In fact, Health Net administered TriCare for the Western region as recently as 2004.

“But it’s always significant when it occurs,” he added. “Changing contractors for health care is a significant undertaking.”

Previous issues included the transferring of medical records in 2013, Merritt said.

“Lots of patients had issues with information not transferring correctly,” he said. “Procedures that were approved were showing up as not approved. Administrative transitions are our biggest concern — making sure they are handled quickly so there’s no disruption to care.”

Merritt said the RBA has been involved with Congressman Doug Lamborn’s office to ease the transition.

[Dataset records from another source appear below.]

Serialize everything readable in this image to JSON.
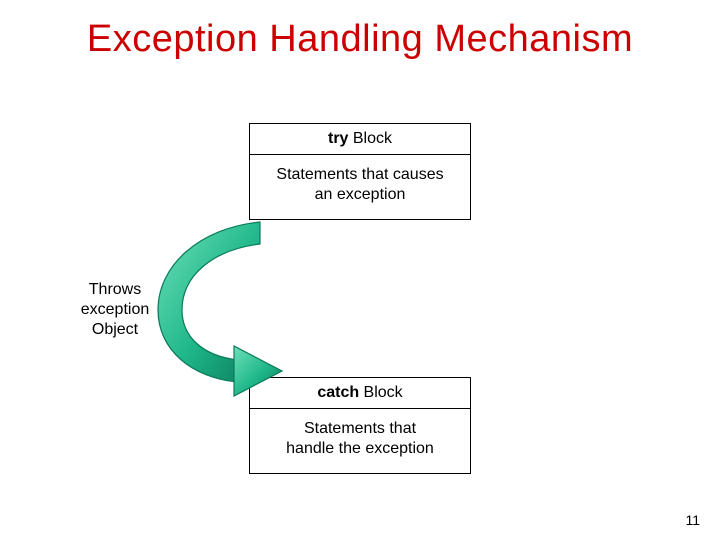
{
  "title": "Exception Handling Mechanism",
  "try_box": {
    "header_bold": "try",
    "header_rest": " Block",
    "body_line1": "Statements that causes",
    "body_line2": "an exception"
  },
  "catch_box": {
    "header_bold": "catch",
    "header_rest": " Block",
    "body_line1": "Statements that",
    "body_line2": "handle the exception"
  },
  "throws_label": {
    "line1": "Throws",
    "line2": "exception",
    "line3": "Object"
  },
  "page_number": "11",
  "colors": {
    "title": "#cc0000",
    "arrow_fill": "#1fb78a",
    "arrow_stroke": "#0a7a5a"
  }
}
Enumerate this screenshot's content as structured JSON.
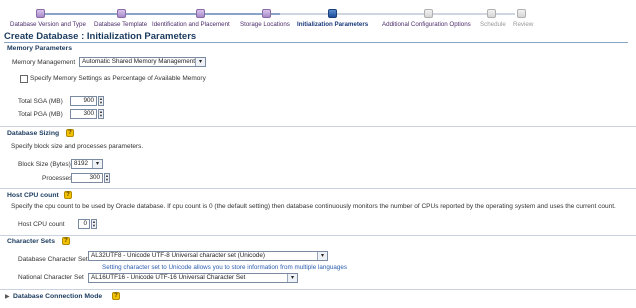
{
  "wizard": {
    "steps": [
      {
        "label": "Database Version and Type",
        "state": "done"
      },
      {
        "label": "Database Template",
        "state": "done"
      },
      {
        "label": "Identification and Placement",
        "state": "done"
      },
      {
        "label": "Storage Locations",
        "state": "done"
      },
      {
        "label": "Initialization Parameters",
        "state": "current"
      },
      {
        "label": "Additional Configuration Options",
        "state": "todo"
      },
      {
        "label": "Schedule",
        "state": "todo"
      },
      {
        "label": "Review",
        "state": "todo"
      }
    ]
  },
  "page": {
    "title": "Create Database : Initialization Parameters"
  },
  "memory": {
    "heading": "Memory Parameters",
    "management_label": "Memory Management",
    "management_value": "Automatic Shared Memory Management",
    "percentage_label": "Specify Memory Settings as Percentage of Available Memory",
    "sga_label": "Total SGA (MB)",
    "sga_value": "900",
    "pga_label": "Total PGA (MB)",
    "pga_value": "300"
  },
  "sizing": {
    "heading": "Database Sizing",
    "description": "Specify block size and processes parameters.",
    "block_label": "Block Size (Bytes)",
    "block_value": "8192",
    "processes_label": "Processes",
    "processes_value": "300"
  },
  "cpu": {
    "heading": "Host CPU count",
    "description": "Specify the cpu count to be used by Oracle database. If cpu count is 0 (the default setting) then database continuously monitors the number of CPUs reported by the operating system and uses the current count.",
    "count_label": "Host CPU count",
    "count_value": "0"
  },
  "charsets": {
    "heading": "Character Sets",
    "db_label": "Database Character Set",
    "db_value": "AL32UTF8 - Unicode UTF-8 Universal character set (Unicode)",
    "hint": "Setting character set to Unicode allows you to store information from multiple languages",
    "national_label": "National Character Set",
    "national_value": "AL16UTF16 - Unicode UTF-16 Universal Character Set"
  },
  "connection": {
    "heading": "Database Connection Mode"
  },
  "icons": {
    "help": "help-icon",
    "dropdown": "chevron-down-icon",
    "expand": "triangle-right-icon"
  }
}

Lamborn offered this statement:

“Given our community’s past history when TriWest transitioned to [UnitedHealthcare] and the many providers who were negatively impacted, I am certainly very concerned about the stability of our provider network during these transition periods. UHC is currently in the middle of their contract protest so we don’t yet know the final outcome. However, my office is working hard to build early relationships with Health Net since they also manage our VA Choice network. I am hopeful that Health Net will take a deeper look at our unique community of providers in order to facilitate the smoothest possible transition for our TriCare beneficiaries.”

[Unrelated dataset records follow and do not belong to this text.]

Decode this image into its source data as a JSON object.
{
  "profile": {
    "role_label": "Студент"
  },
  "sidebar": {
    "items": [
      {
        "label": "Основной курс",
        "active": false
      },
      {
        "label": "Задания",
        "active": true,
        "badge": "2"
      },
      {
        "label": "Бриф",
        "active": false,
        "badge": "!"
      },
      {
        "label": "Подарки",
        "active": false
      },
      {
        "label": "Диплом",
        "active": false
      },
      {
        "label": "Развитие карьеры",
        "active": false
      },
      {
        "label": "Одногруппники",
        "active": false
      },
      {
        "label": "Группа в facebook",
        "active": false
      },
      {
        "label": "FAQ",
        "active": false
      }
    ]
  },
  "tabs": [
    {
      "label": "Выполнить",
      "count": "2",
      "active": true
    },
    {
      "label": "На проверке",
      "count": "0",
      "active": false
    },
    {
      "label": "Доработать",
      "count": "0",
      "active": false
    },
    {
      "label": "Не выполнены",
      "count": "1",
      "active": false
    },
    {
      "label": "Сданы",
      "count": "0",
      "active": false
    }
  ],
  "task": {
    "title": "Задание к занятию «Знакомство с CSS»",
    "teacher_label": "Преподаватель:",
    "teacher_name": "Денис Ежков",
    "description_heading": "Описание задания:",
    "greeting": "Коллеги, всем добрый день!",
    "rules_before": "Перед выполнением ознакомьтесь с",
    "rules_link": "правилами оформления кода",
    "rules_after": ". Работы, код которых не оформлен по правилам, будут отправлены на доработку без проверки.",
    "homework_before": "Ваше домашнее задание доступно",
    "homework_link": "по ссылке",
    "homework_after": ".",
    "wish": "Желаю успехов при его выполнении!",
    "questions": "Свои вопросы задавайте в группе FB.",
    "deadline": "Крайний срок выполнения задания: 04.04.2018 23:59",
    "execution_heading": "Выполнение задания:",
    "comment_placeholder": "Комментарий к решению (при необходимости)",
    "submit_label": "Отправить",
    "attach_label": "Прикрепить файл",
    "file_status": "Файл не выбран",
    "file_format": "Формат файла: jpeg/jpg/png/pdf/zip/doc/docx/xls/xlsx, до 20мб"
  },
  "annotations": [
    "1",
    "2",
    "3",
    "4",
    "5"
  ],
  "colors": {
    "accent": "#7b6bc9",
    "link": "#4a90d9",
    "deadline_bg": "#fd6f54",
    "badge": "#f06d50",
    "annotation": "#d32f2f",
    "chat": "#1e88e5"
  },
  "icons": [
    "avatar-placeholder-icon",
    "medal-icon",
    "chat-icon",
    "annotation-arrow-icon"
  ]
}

The RBA and its health care sector team will facilitate collaboration between administrators, providers and politicians “in any way we can,” Merritt said. “The more we can engage early, the smoother this will go,” he said.

‘ON OUR OWN’

Despite past hiccups, including delayed payments from previous administrators, local hospital systems are looking at the transition as a relatively minor bump in the road.

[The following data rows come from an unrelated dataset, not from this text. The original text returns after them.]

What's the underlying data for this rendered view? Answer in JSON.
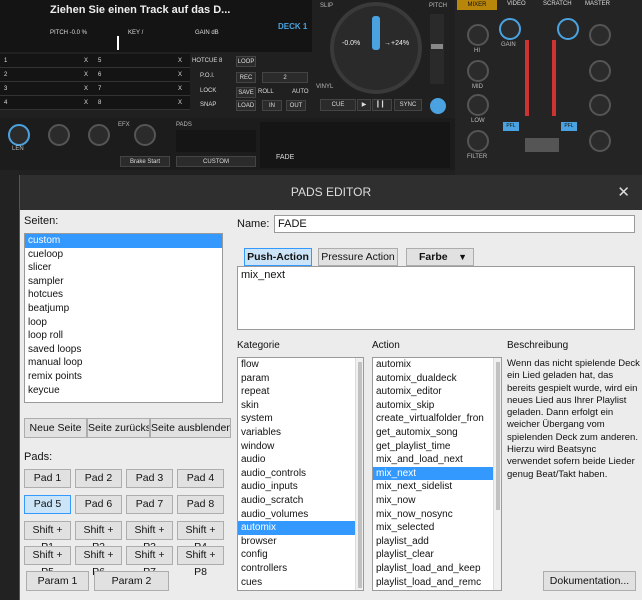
{
  "dj": {
    "track_title": "Ziehen Sie einen Track auf das D...",
    "pitch_label": "PITCH -0.0 %",
    "key_label": "KEY  /",
    "gain_label": "GAIN  dB",
    "deck_label": "DECK 1",
    "slip": "SLIP",
    "pitch_right": "PITCH",
    "pitch_value": "-0.0%",
    "pitch_range": "→+24%",
    "vinyl": "VINYL",
    "cue": "CUE",
    "play": "▶",
    "stutter": "▎▎",
    "sync": "SYNC",
    "tabs": [
      "MIXER",
      "VIDEO",
      "SCRATCH",
      "MASTER"
    ],
    "hotcue_rows": [
      {
        "n": "1",
        "x": "X",
        "n2": "5"
      },
      {
        "n": "2",
        "x": "X",
        "n2": "6"
      },
      {
        "n": "3",
        "x": "X",
        "n2": "7"
      },
      {
        "n": "4",
        "x": "X",
        "n2": "8"
      }
    ],
    "hotcue_labels": [
      "HOTCUE 8",
      "P.O.I.",
      "LOCK",
      "SNAP"
    ],
    "loop_labels": [
      "LOOP",
      "REC",
      "SAVE",
      "LOAD"
    ],
    "loop_value": "2",
    "roll": "ROLL",
    "auto": "AUTO",
    "in": "IN",
    "out": "OUT",
    "mixer_labels": [
      "HI",
      "MID",
      "LOW",
      "FILTER",
      "GAIN",
      "PFL"
    ],
    "len": "LEN",
    "efx": "EFX",
    "pads_label": "PADS",
    "brake": "Brake Start",
    "custom": "CUSTOM",
    "fade": "FADE"
  },
  "dialog": {
    "title": "PADS EDITOR",
    "close": "✕",
    "seiten_label": "Seiten:",
    "seiten": [
      "custom",
      "cueloop",
      "slicer",
      "sampler",
      "hotcues",
      "beatjump",
      "loop",
      "loop roll",
      "saved loops",
      "manual loop",
      "remix points",
      "keycue"
    ],
    "seiten_selected": 0,
    "buttons": {
      "new_page": "Neue Seite",
      "reset_page": "Seite zurücksetzen",
      "hide_page": "Seite ausblenden"
    },
    "pads_label": "Pads:",
    "pads": [
      "Pad 1",
      "Pad 2",
      "Pad 3",
      "Pad 4",
      "Pad 5",
      "Pad 6",
      "Pad 7",
      "Pad 8",
      "Shift + P1",
      "Shift + P2",
      "Shift + P3",
      "Shift + P4",
      "Shift + P5",
      "Shift + P6",
      "Shift + P7",
      "Shift + P8"
    ],
    "pad_selected": 4,
    "params": [
      "Param 1",
      "Param 2"
    ],
    "name_label": "Name:",
    "name_value": "FADE",
    "tabs": {
      "push": "Push-Action",
      "pressure": "Pressure Action",
      "color": "Farbe"
    },
    "script": "mix_next",
    "kategorie_label": "Kategorie",
    "kategorie": [
      "flow",
      "param",
      "repeat",
      "skin",
      "system",
      "variables",
      "window",
      "audio",
      "audio_controls",
      "audio_inputs",
      "audio_scratch",
      "audio_volumes",
      "automix",
      "browser",
      "config",
      "controllers",
      "cues"
    ],
    "kategorie_selected": 12,
    "action_label": "Action",
    "actions": [
      "automix",
      "automix_dualdeck",
      "automix_editor",
      "automix_skip",
      "create_virtualfolder_fron",
      "get_automix_song",
      "get_playlist_time",
      "mix_and_load_next",
      "mix_next",
      "mix_next_sidelist",
      "mix_now",
      "mix_now_nosync",
      "mix_selected",
      "playlist_add",
      "playlist_clear",
      "playlist_load_and_keep",
      "playlist_load_and_remc"
    ],
    "action_selected": 8,
    "beschreibung_label": "Beschreibung",
    "beschreibung": "Wenn das nicht spielende Deck ein Lied geladen hat, das bereits gespielt wurde, wird ein neues Lied aus Ihrer Playlist geladen. Dann erfolgt ein weicher Übergang vom spielenden Deck zum anderen. Hierzu wird Beatsync verwendet sofern beide Lieder genug Beat/Takt haben.",
    "doc_button": "Dokumentation...",
    "colors": {
      "accent": "#3399ff",
      "title_bar": "#2f2f2f",
      "deck_blue": "#4aa3e0"
    }
  }
}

“Our current claims experience is business as usual and similar to the process we have with any other payer,” said Kathleen McCreary, vice president of payer relations and network development for UCHealth. “Any time there’s a change in contractors, the billing and payment process also changes, but we’re prepared to work with any payer chosen by the DoD to make sure the transition is as smooth as possible.”

UCHealth, as a system, has some of the highest TriCare patient counts in the state, according to McCreary.

“University of Colorado Hospital [TriCare patient numbers are] actually higher than Memorial and, taken together, these numbers make us the highest volume TriCare provider in the region, demonstrating UCHealth’s firm commitment to serve our military personnel and their families by giving them access to some of the nation’s best medical care,” McCreary said, adding UCHealth has recently reached out to Health Net in order to begin collaborating on the transition.

“We’ve already worked with Health Net on our [Veterans Association] Choice Program, so we already have a relationship established,” she said.

Regarding slow processing during previous transitions, McCreary said, “I believe we’ve gotten past all that.”

Chris Valentine, director of marketing and communications for Centura’s Penrose-St. Francis Health Services, said that, in Colorado, “there are 197,685 TriCare beneficiaries who have been aligned with United Healthcare since 2012 as their administrator. All … will transition to Health Net.”

Centura’s dealings with insurance administrators have been relatively painless, he said.

Centura has also maintained a working relationship with Health Net since early 2015 for the VA population in Colorado, Valentine added.

“This relationship has been favorable,” he said. “We anticipate the same type of relationship with Health Net for the TriCare population.”

While large health care providers have the resources to navigate such changes, Crow-Iverson wants more communication with small businesses.

During the transition in 2013, Crow-Iverson said there should have been more attention paid to Colorado Springs due to its large active duty and retired military population.

But there’s not much that can be done until the appeals process is over, she said.

“I don’t know how the Pentagon makes these decisions. Half the time they are made by people who aren’t in our world. I want the people who make the decisions to meet with us,” she said. “But we’ve been on our own.”